What deep learning frameworks do I need installed?
Most projects use OpenCV (cv2) for video capture and image preprocessing, plus one of: TensorFlow / Keras (Caffe model loading via cv2.dnn, custom CNN training), PyTorch (research-style models, YOLO v5+, transformers), or MediaPipe (Google's optimized face/hand/pose detectors). Install with pip install opencv-python tensorflow keras torch torchvision mediapipe numpy. Python 3.10, 3.11, or 3.12 recommended (avoid 3.13 until all wheels catch up).
Do I need a GPU to run these deep learning projects?
For inference (running a pretrained model on your webcam): no, CPU runs at 15-30 FPS for most computer-vision tasks. For training a custom model on your own dataset: GPU strongly recommended (CPU works but is slow). Free GPU options: Google Colab Free (12-hour sessions, sufficient for most BSIT capstones), Kaggle Notebooks Free (30-hour weekly quota), Paperspace Free tier. No need to buy a $1000+ GPU just for a capstone defense.
Deep learning vs classical machine learning, which should I pick for my capstone?

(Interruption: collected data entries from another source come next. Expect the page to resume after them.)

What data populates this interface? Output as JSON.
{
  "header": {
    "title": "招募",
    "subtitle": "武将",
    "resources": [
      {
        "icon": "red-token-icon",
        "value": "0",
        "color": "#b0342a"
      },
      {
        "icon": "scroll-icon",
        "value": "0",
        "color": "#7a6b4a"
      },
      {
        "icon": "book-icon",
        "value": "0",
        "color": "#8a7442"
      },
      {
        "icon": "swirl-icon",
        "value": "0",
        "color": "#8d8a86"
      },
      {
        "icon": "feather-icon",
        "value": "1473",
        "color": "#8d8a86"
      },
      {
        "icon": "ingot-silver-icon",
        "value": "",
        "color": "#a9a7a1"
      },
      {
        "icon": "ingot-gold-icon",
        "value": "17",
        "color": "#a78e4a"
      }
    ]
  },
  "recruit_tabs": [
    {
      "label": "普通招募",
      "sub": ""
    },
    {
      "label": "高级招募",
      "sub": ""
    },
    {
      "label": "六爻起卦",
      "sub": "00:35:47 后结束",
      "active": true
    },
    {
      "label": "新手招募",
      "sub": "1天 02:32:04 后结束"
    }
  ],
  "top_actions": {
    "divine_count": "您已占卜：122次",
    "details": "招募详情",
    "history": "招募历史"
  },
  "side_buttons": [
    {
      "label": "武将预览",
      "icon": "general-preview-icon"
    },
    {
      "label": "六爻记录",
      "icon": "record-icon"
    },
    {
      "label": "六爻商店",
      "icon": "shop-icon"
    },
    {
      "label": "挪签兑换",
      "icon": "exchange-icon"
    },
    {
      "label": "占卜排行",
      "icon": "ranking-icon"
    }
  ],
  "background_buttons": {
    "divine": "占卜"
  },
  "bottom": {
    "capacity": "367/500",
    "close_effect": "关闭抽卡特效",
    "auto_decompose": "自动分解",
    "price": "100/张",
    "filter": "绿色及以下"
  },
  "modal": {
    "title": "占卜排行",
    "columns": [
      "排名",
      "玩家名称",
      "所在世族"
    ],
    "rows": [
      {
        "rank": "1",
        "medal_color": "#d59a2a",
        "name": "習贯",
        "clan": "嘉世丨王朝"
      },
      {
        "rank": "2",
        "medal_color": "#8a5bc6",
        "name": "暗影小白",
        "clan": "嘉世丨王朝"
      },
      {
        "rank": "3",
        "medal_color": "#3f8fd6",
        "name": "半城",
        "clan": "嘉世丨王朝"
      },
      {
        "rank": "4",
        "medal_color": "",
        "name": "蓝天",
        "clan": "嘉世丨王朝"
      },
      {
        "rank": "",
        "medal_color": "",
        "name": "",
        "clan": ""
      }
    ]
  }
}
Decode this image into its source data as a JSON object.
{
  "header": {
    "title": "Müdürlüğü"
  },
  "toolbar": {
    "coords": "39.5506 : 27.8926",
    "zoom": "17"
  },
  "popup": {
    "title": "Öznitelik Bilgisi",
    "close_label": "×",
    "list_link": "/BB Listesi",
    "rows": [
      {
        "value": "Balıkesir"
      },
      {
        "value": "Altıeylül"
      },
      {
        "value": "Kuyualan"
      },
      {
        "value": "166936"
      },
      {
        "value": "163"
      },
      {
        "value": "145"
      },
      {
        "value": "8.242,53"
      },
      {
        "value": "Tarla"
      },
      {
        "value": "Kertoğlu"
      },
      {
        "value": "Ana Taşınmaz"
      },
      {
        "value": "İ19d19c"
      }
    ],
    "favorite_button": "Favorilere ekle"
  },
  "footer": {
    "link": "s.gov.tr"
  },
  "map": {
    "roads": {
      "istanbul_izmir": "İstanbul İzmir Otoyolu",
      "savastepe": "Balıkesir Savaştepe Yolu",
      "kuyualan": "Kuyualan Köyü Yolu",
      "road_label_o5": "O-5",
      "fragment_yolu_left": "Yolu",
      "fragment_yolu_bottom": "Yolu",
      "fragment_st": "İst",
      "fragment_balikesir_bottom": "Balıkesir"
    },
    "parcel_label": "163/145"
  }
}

Pick deep learning when your inputs are unstructured (images, audio, video, text) and you have 10,000+ training samples. Pick classical ML (random forest, SVM, logistic regression) for tabular data, small datasets (under 1,000 rows), or when you need explainable predictions for the panel. Many capstones combine both: deep learning for feature extraction (face embedding via FaceNet) plus classical ML on top (SVM classifier for identity matching).
Why is my OpenCV deep learning model running at 2 FPS?
Three usual causes: (1) Resolution too high, resize frames to 640x480 or 320x240 before inference. (2) Wrong cv2.dnn backend, set net.setPreferableBackend(cv2.dnn.DNN_BACKEND_OPENCV) and net.setPreferableTarget(cv2.dnn.DNN_TARGET_CPU). (3) Heavy model on weak hardware, swap YOLO v5 for MobileNet-SSD or use Haar cascades for simple face/eye detection. Also close other applications and disable laptop battery-save throttling.
Can I extend a single OpenCV demo into a full BSIT capstone?
Yes, and you should. A standalone webcam demo (face detection alone) is too narrow for capstone scope. Wrap it in a real system: face recognition becomes Real-Time Attendance System with PHP/MySQL dashboard, object detection becomes Smart CCTV Alert System with email notifications, drowsiness detection becomes Driver Monitoring System for fleet vehicles. Add user accounts, database logging, simple admin UI, and write Chapters 1-5 manuscript to satisfy panel requirements.
How often is this deep learning projects list updated?
New deep learning projects are added periodically as we receive student requests and new models become OpenCV-compatible. Last refreshed June 2026 with 19 vision-focused projects covering face recognition, object detection, traffic-sign classification, OCR, and more.